Goodell: The NFL is the greatest game in the world. I am privileged to be in this position and work hard every day to improve the NFL.
>NeXt: What do you think of the idea of having a new network, "NFL Network Jr.," hosted by and geared to young fans of the game?
Goodell: Sounds like you are looking for a job! There are many ways our younger fans can get closer to the game, including our www.NFLRush.com site, which includes information on NFL Play 60 and NFL RushZone. With improved technology offering more opportunities to offer video on these websites and others, we are certainly interested in delivering more for our young fans.
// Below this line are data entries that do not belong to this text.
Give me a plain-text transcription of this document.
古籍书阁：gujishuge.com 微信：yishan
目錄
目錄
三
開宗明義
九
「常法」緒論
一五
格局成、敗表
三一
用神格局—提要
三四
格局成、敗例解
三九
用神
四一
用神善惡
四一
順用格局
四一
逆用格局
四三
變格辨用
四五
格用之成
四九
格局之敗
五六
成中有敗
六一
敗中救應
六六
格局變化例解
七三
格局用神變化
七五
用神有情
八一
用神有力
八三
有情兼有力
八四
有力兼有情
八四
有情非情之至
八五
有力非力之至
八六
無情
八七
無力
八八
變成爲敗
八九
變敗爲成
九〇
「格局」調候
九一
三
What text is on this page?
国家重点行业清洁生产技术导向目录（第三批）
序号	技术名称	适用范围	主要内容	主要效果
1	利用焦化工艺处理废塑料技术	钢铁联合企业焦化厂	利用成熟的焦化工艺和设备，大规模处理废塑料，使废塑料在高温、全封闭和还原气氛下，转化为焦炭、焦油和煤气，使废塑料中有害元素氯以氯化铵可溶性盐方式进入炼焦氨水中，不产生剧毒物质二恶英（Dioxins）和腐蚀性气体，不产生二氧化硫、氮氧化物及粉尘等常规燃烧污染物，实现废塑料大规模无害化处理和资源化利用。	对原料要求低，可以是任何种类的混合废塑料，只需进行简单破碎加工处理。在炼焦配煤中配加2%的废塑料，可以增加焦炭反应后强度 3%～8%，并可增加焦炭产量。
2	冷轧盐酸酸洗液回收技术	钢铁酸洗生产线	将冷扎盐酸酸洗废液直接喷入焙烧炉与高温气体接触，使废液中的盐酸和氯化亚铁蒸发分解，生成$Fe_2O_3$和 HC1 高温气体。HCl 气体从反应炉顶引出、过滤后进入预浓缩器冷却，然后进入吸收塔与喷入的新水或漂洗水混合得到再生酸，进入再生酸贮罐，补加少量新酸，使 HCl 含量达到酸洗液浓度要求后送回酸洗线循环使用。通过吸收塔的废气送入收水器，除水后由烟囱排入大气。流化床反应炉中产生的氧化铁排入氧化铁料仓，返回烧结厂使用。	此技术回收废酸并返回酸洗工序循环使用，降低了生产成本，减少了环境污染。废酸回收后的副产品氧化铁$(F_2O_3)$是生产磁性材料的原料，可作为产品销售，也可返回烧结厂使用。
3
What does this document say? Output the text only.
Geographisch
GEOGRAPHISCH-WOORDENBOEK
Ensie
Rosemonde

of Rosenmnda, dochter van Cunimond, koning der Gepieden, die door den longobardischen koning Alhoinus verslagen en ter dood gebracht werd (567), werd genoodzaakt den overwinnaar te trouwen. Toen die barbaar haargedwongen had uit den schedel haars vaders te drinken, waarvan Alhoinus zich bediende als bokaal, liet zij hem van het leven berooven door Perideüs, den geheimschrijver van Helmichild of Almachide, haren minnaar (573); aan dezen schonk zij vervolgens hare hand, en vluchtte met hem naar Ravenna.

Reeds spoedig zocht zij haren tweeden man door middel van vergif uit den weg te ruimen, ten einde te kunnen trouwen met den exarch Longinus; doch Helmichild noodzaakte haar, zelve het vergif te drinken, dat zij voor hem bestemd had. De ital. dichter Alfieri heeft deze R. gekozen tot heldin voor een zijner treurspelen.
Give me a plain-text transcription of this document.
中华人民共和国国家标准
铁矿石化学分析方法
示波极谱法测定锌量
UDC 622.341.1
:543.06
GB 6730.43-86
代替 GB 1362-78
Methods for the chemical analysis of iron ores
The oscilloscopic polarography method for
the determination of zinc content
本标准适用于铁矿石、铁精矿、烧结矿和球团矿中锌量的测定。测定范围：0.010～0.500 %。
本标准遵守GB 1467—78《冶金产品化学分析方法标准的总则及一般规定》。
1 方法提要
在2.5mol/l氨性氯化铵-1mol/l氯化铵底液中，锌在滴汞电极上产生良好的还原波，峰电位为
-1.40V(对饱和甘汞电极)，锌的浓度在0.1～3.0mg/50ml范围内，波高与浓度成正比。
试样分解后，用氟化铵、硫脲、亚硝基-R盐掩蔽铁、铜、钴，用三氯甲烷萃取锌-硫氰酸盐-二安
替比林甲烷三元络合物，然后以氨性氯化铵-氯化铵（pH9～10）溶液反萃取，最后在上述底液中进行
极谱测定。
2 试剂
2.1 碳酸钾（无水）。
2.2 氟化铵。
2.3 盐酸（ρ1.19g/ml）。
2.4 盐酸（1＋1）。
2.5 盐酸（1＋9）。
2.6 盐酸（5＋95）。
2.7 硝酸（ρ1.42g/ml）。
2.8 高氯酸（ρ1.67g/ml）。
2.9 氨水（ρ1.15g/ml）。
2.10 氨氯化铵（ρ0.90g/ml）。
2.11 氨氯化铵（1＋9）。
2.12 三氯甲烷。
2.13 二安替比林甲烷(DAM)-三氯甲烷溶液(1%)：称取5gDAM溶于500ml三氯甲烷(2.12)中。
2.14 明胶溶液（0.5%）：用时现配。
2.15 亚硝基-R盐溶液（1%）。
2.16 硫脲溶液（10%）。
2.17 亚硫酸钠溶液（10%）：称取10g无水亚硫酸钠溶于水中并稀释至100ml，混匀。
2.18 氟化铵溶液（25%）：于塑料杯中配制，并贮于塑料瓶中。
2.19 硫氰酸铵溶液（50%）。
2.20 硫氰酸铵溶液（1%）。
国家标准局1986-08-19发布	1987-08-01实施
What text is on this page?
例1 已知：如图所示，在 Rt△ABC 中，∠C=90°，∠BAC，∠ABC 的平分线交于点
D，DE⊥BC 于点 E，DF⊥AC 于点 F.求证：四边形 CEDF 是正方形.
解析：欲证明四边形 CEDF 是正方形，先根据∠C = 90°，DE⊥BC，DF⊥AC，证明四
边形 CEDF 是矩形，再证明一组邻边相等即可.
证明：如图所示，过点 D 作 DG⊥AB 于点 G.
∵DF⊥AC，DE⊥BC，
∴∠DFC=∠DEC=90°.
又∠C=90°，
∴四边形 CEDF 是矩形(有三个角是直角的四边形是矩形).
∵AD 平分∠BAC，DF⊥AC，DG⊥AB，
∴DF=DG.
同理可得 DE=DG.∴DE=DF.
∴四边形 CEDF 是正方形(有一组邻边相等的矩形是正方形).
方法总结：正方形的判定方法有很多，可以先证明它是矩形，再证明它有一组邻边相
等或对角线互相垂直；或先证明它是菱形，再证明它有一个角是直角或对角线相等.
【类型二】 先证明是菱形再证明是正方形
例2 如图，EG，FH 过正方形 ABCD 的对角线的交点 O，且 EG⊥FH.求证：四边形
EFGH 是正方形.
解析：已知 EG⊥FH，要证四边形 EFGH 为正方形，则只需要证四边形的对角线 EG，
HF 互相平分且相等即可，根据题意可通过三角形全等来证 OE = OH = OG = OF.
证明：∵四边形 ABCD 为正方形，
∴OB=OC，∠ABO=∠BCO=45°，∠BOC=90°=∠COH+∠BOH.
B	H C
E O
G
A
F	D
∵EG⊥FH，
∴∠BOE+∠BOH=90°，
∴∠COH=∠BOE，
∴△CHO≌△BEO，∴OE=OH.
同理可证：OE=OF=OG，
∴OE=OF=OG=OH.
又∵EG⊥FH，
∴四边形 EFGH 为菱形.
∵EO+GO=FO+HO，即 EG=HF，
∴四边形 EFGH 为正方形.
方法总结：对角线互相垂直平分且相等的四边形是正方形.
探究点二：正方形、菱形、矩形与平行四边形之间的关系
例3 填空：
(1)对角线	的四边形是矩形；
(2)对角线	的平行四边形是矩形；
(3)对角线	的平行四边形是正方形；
>NeXt: What's your best advice for someone interested in pursuing a career in the business of sports?
Goodell: As you develop your career, seize every opportunity. And know that you will make mistakes. Ryan Fitzpatrick completes a lot of passes, but he also throws some interceptions. Many things aren't going to go as planned. The world is too complex to be known, so life is about navigating uncertainty. You have to be resilient. You have to adjust. You have to be determined. You have to evolve. You often make mistakes when you challenge yourself. But you need to do that. Don't let yourself get too comfortable. Avoid the comfort zone. Being uncomfortable will motivate you and cause you to grow faster.
>Next: Need an intern to work at the NFL? Or NFL Network?
Goodell: Now could be a good time for you to start your own letter-writing campaign.